On 26 December 1991, after several months of gestation, the Soviet Union was no more. A quarter of a century has gone by since the mighty state established by the October revolution, the greatest socialist revolution of history, was dissolved into its constituent republics and concomitantly collapsed as a workers’ state. Revolutionary Marxism is successor to a political-theoretical tradition that has always been critical of the bureaucratic degeneration of the Soviet Union and the other post-revolutionary societies, but has nonetheless also defended them against imperialism and capitalism, regarding them as workers’ states, albeit blocked in their transition to socialism. We believe that future socialism has an immense amount to learn from this experience, both in the economic and the political spheres.

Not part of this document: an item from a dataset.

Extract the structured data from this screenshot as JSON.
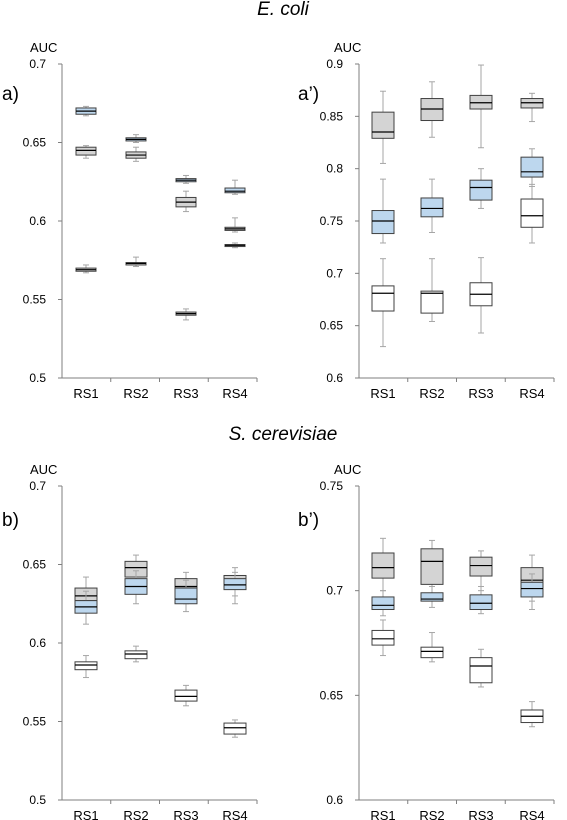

The last article in this issue addresses precisely this problem. Özgür Öztürk takes up the economic background of the collapse of socialist construction in the Soviet Union. Öztürk criticizes certain widespread fallacies, especially those that reduce the collapse to a consequence of simple mistakes on the part of the leadership or those that regard the Soviet Union as a capitalist society, albeit with its peculiarities. He then moves to explain the collapse in materialist terms, putting the blame on the fact that the Soviet Union was not able to establish the relations of production in a way that would make it possible to increase labour productivity sufficiently. According to Öztürk, given the nature of the society and the state, the real way out lay in internationalism and the world revolution, which never came on the agenda after the hold of the bureaucracy was established on the first workers’ state.
The year 2017 is, happily, the centenary of the great October revolution, a revolution in which the working class was itself the fundamental social actor. We hope to take up different facets of this revolution and its meaning for the future of humanity in the next issue of Revolutionary Marxism.
 See in particular the statement by the Editorial Board, published in the immediate aftermath of the “global financial crisis”, in issue number 8, Winter 2008-2009, of the Turkish edition, significantly titled: “A New Epoch Is Opening Up: Financial Crash, Depression, Class Struggle”.